The World Health Organization (WHO) Constitution (1946) and Article 25 of the United Nations’ Universal Declaration of Human Rights (1948) consider the highest possible achievable standard of health as a fundamental right of every individual.
Communicable or infectious diseases such as tuberculosis and malaria continue to have the highest fatality rates across the world, with the poorest populations affected disproportionately. The impact of poor health is exacerbated when people experience marginalisation on the basis of ethnicity, caste, language, class, gender, age or sexual orientation, and that, in turn, perpetuates intergenerational poverty.
A rights-based approach to health precedes health policies and their implementation, prioritising the needs of the marginalised for achieving equity and a better quality of life. This principle has been adopted in the 2030 Agenda for Sustainable Development and Universal Health Coverage. In India, the right to health is protected under the Constitution of India in several ways. Right to Health is a part of Right to Life, and is a fundamental right guaranteed to all under the Constitution’s Article 21.
Tribal communities residing in hard to reach areas are displaced from their land, deprived of forest produce, have low literacy and financial poverty, and poor access to the health system. As a result, they have dangerously low health indicators, with high prevalence of morbidity, mortality, and malnutrition. Public health facilities are not easily accessible, have inefficient process management, lack human resources and equipment, drugs and services. This coupled with lack of understanding of local tribal culture and nuanced requirements, and socio-cultural discrimination further alienates tribal communities from access to basic health services.
Anamaya, the Tribal Health Collaborative, established with an aim to end preventable deaths among tribal and marginalised communities works through a collaborative approach to address the complex issue of tribal health art scale and with a sense of urgency. Its approach of communitisation – institutionalizing communities’ ownership for health aims to enable tribal peoples assert their right to health and realise positive health as communities.
Improving access to health for marginalised communities warrants an understanding of their needs, barriers to access, and developing contextual solutions available in a timely manner, at minimal cost, and with dignity. MAAdol drive, a multi-stakeholder intervention funded by USAID and implemented by PATH and Piramal Foundation to strengthen the Wage Compensation Scheme (WCS) by the government of Assam, is one such example. It was launched in 2018 to extend support to pregnant women from tea tribes, a group of marginalised tribal communities from the tea garden areas of Assam. Many women, working at the tea gardens although eligible, were unable to furnish relevant documents as it meant losing a day’s wages.
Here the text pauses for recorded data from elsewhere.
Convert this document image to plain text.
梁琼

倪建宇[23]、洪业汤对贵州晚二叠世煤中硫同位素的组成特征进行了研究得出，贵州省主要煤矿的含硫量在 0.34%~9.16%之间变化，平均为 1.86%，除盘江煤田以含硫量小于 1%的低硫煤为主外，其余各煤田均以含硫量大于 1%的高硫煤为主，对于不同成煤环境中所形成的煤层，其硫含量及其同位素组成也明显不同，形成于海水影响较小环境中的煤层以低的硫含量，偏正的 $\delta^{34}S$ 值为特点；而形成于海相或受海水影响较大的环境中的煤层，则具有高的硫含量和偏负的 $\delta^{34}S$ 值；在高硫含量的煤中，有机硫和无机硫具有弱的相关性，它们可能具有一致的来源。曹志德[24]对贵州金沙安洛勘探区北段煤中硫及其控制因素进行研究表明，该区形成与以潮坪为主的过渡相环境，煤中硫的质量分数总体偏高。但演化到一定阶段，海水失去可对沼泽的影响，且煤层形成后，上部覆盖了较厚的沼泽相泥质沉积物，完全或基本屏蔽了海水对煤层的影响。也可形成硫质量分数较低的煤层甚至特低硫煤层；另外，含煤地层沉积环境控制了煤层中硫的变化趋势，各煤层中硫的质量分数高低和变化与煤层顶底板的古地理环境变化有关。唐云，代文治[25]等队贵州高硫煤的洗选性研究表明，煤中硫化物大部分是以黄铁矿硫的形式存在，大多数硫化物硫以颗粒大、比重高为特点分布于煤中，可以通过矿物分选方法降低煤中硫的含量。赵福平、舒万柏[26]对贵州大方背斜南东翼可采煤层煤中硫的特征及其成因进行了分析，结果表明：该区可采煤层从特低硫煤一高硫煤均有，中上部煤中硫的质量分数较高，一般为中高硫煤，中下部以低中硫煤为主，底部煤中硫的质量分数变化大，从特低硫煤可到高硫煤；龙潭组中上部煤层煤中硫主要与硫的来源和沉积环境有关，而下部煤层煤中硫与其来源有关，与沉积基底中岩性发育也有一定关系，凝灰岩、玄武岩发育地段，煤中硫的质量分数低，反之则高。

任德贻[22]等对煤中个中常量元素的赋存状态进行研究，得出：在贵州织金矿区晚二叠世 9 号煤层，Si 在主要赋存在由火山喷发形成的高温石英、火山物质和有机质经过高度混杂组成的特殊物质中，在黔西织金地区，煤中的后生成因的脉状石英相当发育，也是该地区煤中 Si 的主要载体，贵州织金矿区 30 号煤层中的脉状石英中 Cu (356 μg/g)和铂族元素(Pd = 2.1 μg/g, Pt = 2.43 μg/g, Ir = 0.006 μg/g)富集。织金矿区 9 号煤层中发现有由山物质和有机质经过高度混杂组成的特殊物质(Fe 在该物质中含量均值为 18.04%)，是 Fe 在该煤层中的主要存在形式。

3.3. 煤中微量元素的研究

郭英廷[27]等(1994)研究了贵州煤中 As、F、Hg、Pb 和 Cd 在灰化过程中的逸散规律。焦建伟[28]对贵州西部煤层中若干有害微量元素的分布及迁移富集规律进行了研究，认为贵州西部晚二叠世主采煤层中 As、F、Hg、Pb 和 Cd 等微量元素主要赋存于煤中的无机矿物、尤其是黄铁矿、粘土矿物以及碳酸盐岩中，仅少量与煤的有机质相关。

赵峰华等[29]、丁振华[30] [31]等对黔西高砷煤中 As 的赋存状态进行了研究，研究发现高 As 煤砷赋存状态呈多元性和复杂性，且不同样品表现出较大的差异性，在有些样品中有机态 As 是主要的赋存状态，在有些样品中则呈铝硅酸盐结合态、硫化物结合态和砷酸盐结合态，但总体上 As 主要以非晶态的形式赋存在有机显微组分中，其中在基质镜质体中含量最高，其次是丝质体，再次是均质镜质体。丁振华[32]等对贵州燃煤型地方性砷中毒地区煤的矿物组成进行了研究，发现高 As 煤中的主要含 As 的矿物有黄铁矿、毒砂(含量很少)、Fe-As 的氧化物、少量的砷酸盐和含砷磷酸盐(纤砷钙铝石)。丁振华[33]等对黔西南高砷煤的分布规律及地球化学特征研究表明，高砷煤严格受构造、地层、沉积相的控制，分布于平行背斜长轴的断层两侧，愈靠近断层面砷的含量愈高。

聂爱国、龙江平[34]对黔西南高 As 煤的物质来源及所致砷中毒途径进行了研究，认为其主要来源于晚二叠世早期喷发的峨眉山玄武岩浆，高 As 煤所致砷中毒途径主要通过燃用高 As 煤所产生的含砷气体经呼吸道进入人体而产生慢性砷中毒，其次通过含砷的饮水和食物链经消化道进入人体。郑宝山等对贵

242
MAAdol drive increases access to maternal and neonatal child health services by addressing gaps and delays in linkage of pregnant women who lack awareness about benefit entitlement through improved convergence at the last mile.
Access to health services for marginalised communities also improves when they are able to articulate their needs and trust service providers. The Aashwasan campaign has been addressing vaccine hesitancy amongst tribal populations supported by frontline health workers. Despite the prevalence of Covid-19 within the community, most people in Gogapur (Nandurbar district) were fearful of getting vaccinated due to abounding myths. Rekha, an ASHA worker, spent time with each family to address their concerns, often citing the example of her own vaccination experience. She promised to bear responsibility should any person experience any negative side-effects, and sat by community members while they got their vaccine shots, thereby succeeding in getting her community vaccinated.
Anamaya, the Tribal Health Collaborative identifies TB champions who have survived the disease to help community members get tested and complete their treatment. One such TB champion Reshma, a mother of three, from Pati (Barwani district, Madhya Pradesh) who was diagnosed with pulmonary tuberculosis had to give up her job at Panchayat Bhavan, leaving her family who depended on her earnings in dire circumstances. Despite that, she adhered to the treatment regime until she recovered. “I felt inspired and encouraged to work as a TB champion and help people in my community after interacting with the team of Piramal Foundation. I never thought of doing this work before. But now I don’t want to stop. I want to keep doing this work and help people as much as I can.”
Given the multiplicity of marginalisation of India’s tribal communities, it is imperative to create a responsive and sensitive health system that provides equitable access and right to health to these communities. Interventions such as MAAdol, and Aashwasan help bring appropriate services to the communities, and build their trust in the health system by improving their experience of health delivery. Through collaboration and co-creation, we can successfully ensure equitable health provisioning, and ensure that India@100 as a developed nation becomes a reality.
The article has been authored by Swati Piramal, vice-chairperson, Piramal Group and Shobha Ekka, chief of party, Tribal TB Initiative.